Week 8: SQL & Databases | Python Course

🗄️ Why SQL Matters

🎯 Learning Objectives

Understand Relational Databases (RDBMS)
Connect to databases using Python's `sqlite3`
Write SQL queries (SELECT, INSERT, WHERE)
Use SQLAlchemy for Object-Relational Mapping (ORM)
Load SQL data directly into Pandas DataFrames

📚 Key Vocabulary

RDBMS Relational Database Management System—a database organized into tables with rows and columns, using SQL for querying (e.g., SQLite, PostgreSQL, MySQL).

SQL Structured Query Language—a standard language for interacting with relational databases (SELECT, INSERT, UPDATE, DELETE).

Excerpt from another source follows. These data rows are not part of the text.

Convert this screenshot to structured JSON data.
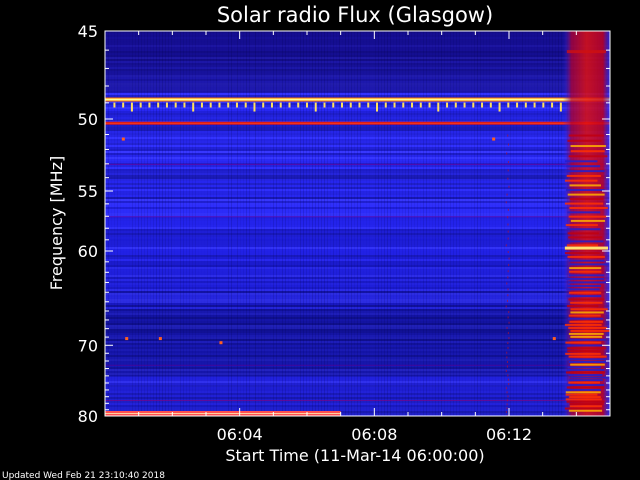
{
  "chart_data": {
    "type": "heatmap",
    "title": "Solar radio Flux (Glasgow)",
    "xlabel": "Start Time (11-Mar-14 06:00:00)",
    "ylabel": "Frequency [MHz]",
    "x_ticks": [
      "06:04",
      "06:08",
      "06:12"
    ],
    "x_tick_minutes": [
      4,
      8,
      12
    ],
    "x_range_minutes": [
      0,
      15
    ],
    "y_ticks": [
      45,
      50,
      55,
      60,
      70,
      80
    ],
    "y_range_mhz": [
      45,
      80
    ],
    "y_scale": "reciprocal (inverted, 45 MHz at top)",
    "colormap": [
      "#08004a",
      "#1a10c8",
      "#2a2aff",
      "#9000d0",
      "#d01010",
      "#ff5000",
      "#ffd000",
      "#ffff80"
    ],
    "background_level": "blue",
    "persistent_lines_mhz": [
      48.8,
      50.3
    ],
    "burst": {
      "start_minute": 13.6,
      "end_minute": 15,
      "level": "high (red/yellow)"
    },
    "low_band_line": {
      "frequency_mhz": 80,
      "start_minute": 0,
      "end_minute": 7,
      "level": "high"
    },
    "footer": "Updated Wed Feb 21 23:10:40 2018"
  }
}
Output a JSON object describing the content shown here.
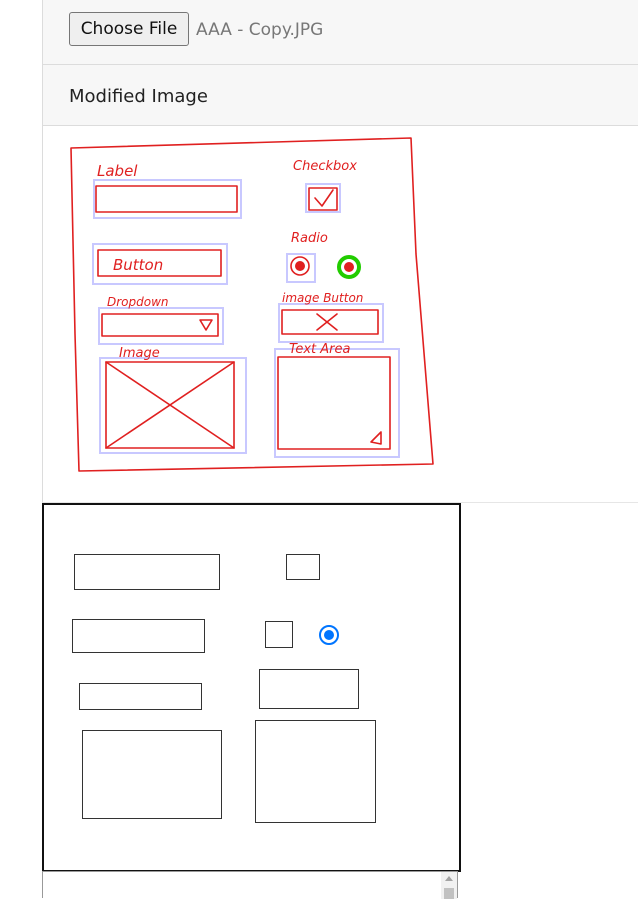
{
  "upload": {
    "button_label": "Choose File",
    "file_name": "AAA - Copy.JPG"
  },
  "modified_card": {
    "title": "Modified Image"
  },
  "sketch": {
    "labels": {
      "label": "Label",
      "checkbox": "Checkbox",
      "radio": "Radio",
      "button": "Button",
      "dropdown": "Dropdown",
      "image_button": "image Button",
      "image": "Image",
      "text_area": "Text Area"
    },
    "colors": {
      "ink": "#e02020",
      "detection_box": "#c8c8ff",
      "radio_highlight": "#22cc00"
    }
  },
  "generated_form": {
    "radio_selected": true,
    "accent_color": "#0075ff"
  }
}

ORM Object-Relational Mapping—a technique that lets you interact with database tables as if they were Python objects (SQLAlchemy is a popular ORM).

Connection A bridge between your Python script and a database, allowing you to send queries and receive results.

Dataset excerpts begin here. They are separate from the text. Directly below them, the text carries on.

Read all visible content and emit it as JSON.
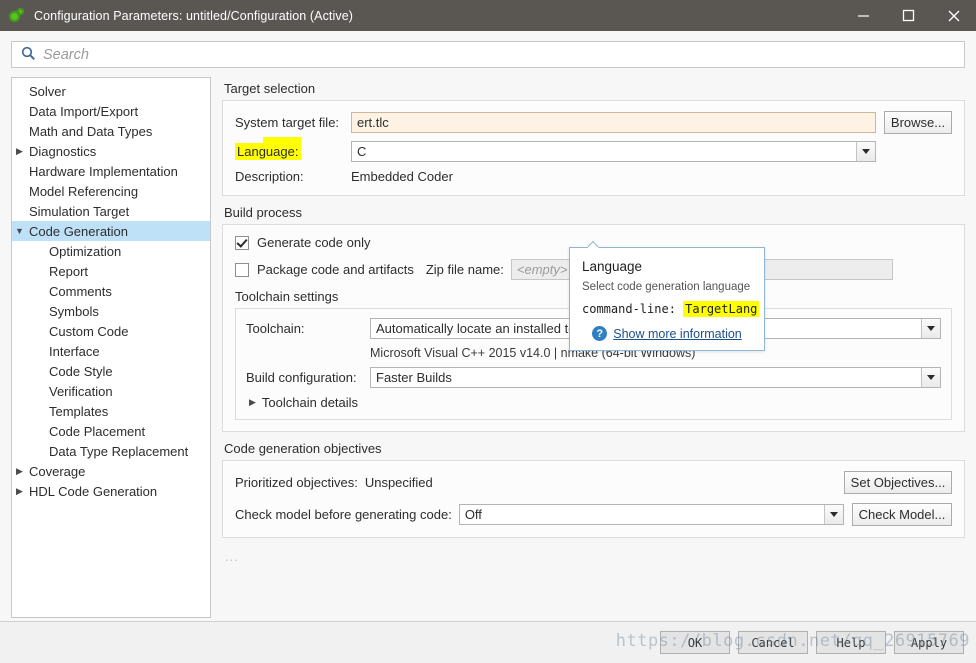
{
  "window": {
    "title": "Configuration Parameters: untitled/Configuration (Active)",
    "app_icon": "simulink-icon",
    "minimize_label": "minimize-icon",
    "maximize_label": "maximize-icon",
    "close_label": "close-icon"
  },
  "search": {
    "placeholder": "Search",
    "value": "",
    "icon": "search-icon"
  },
  "sidebar": {
    "items": [
      {
        "label": "Solver",
        "indent": 0,
        "arrow": "",
        "selected": false
      },
      {
        "label": "Data Import/Export",
        "indent": 0,
        "arrow": "",
        "selected": false
      },
      {
        "label": "Math and Data Types",
        "indent": 0,
        "arrow": "",
        "selected": false
      },
      {
        "label": "Diagnostics",
        "indent": 0,
        "arrow": "▶",
        "selected": false
      },
      {
        "label": "Hardware Implementation",
        "indent": 0,
        "arrow": "",
        "selected": false
      },
      {
        "label": "Model Referencing",
        "indent": 0,
        "arrow": "",
        "selected": false
      },
      {
        "label": "Simulation Target",
        "indent": 0,
        "arrow": "",
        "selected": false
      },
      {
        "label": "Code Generation",
        "indent": 0,
        "arrow": "▼",
        "selected": true
      },
      {
        "label": "Optimization",
        "indent": 1,
        "arrow": "",
        "selected": false
      },
      {
        "label": "Report",
        "indent": 1,
        "arrow": "",
        "selected": false
      },
      {
        "label": "Comments",
        "indent": 1,
        "arrow": "",
        "selected": false
      },
      {
        "label": "Symbols",
        "indent": 1,
        "arrow": "",
        "selected": false
      },
      {
        "label": "Custom Code",
        "indent": 1,
        "arrow": "",
        "selected": false
      },
      {
        "label": "Interface",
        "indent": 1,
        "arrow": "",
        "selected": false
      },
      {
        "label": "Code Style",
        "indent": 1,
        "arrow": "",
        "selected": false
      },
      {
        "label": "Verification",
        "indent": 1,
        "arrow": "",
        "selected": false
      },
      {
        "label": "Templates",
        "indent": 1,
        "arrow": "",
        "selected": false
      },
      {
        "label": "Code Placement",
        "indent": 1,
        "arrow": "",
        "selected": false
      },
      {
        "label": "Data Type Replacement",
        "indent": 1,
        "arrow": "",
        "selected": false
      },
      {
        "label": "Coverage",
        "indent": 0,
        "arrow": "▶",
        "selected": false
      },
      {
        "label": "HDL Code Generation",
        "indent": 0,
        "arrow": "▶",
        "selected": false
      }
    ]
  },
  "target_selection": {
    "group_title": "Target selection",
    "system_target_file_label": "System target file:",
    "system_target_file_value": "ert.tlc",
    "browse_label": "Browse...",
    "language_label": "Language:",
    "language_value": "C",
    "description_label": "Description:",
    "description_value": "Embedded Coder"
  },
  "build_process": {
    "group_title": "Build process",
    "generate_code_label": "Generate code only",
    "generate_code_checked": true,
    "package_code_label": "Package code and artifacts",
    "package_code_checked": false,
    "zip_file_label": "Zip file name:",
    "zip_file_placeholder": "<empty>",
    "toolchain_settings_title": "Toolchain settings",
    "toolchain_label": "Toolchain:",
    "toolchain_value": "Automatically locate an installed toolchain",
    "toolchain_detail": "Microsoft Visual C++ 2015 v14.0 | nmake (64-bit Windows)",
    "build_configuration_label": "Build configuration:",
    "build_configuration_value": "Faster Builds",
    "toolchain_details_label": "Toolchain details"
  },
  "code_gen_objectives": {
    "group_title": "Code generation objectives",
    "prioritized_label": "Prioritized objectives:",
    "prioritized_value": "Unspecified",
    "set_objectives_label": "Set Objectives...",
    "check_model_label": "Check model before generating code:",
    "check_model_value": "Off",
    "check_model_button": "Check Model...",
    "ellipsis": "..."
  },
  "tooltip": {
    "title": "Language",
    "description": "Select code generation language",
    "command_line_prefix": "command-line:",
    "command_line_value": "TargetLang",
    "help_icon": "question-mark-icon",
    "link_label": "Show more information"
  },
  "footer": {
    "ok_label": "OK",
    "cancel_label": "Cancel",
    "help_label": "Help",
    "apply_label": "Apply"
  },
  "watermark": {
    "text": "https://blog.csdn.net/qq_26915769"
  },
  "colors": {
    "titlebar": "#5a5753",
    "selection": "#bfe1f7",
    "highlight": "#ffff00",
    "modified_field": "#fdf2e3",
    "link": "#1c4f8c",
    "help_badge": "#2f7fc1"
  }
}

Cursor An object used to execute SQL queries and fetch results from a database connection.

ETL Extract, Transform, Load—a data pipeline process for moving data from sources (databases) to destinations (DataFrames, data warehouses).

🗄️ SQLite Basics

Work with lightweight, file-based databases using Python's built-in sqlite3 module. Perfect for local projects and prototypes.

🔗 SQLAlchemy ORM

Use SQLAlchemy to map database tables to Python classes, enabling object-oriented database operations without raw SQL.

🐼 Pandas + SQL

Load SQL query results directly into Pandas DataFrames with pd.read_sql() for seamless data analysis workflows.

🎯 Analogy: Database as a Library

Database: A library building.

Tables: Different sections (Fiction, Non-Fiction, Reference).

Rows: Individual books on the shelves.

Columns: Book attributes (Title, Author, ISBN, Year).

SQL Queries: Asking the librarian for specific books using a request form.

ORM (SQLAlchemy): Having a personal assistant who translates your plain-English requests into library catalog language.

Pandas Integration: The librarian hands you a spreadsheet (DataFrame) with all the books matching your request, ready for analysis.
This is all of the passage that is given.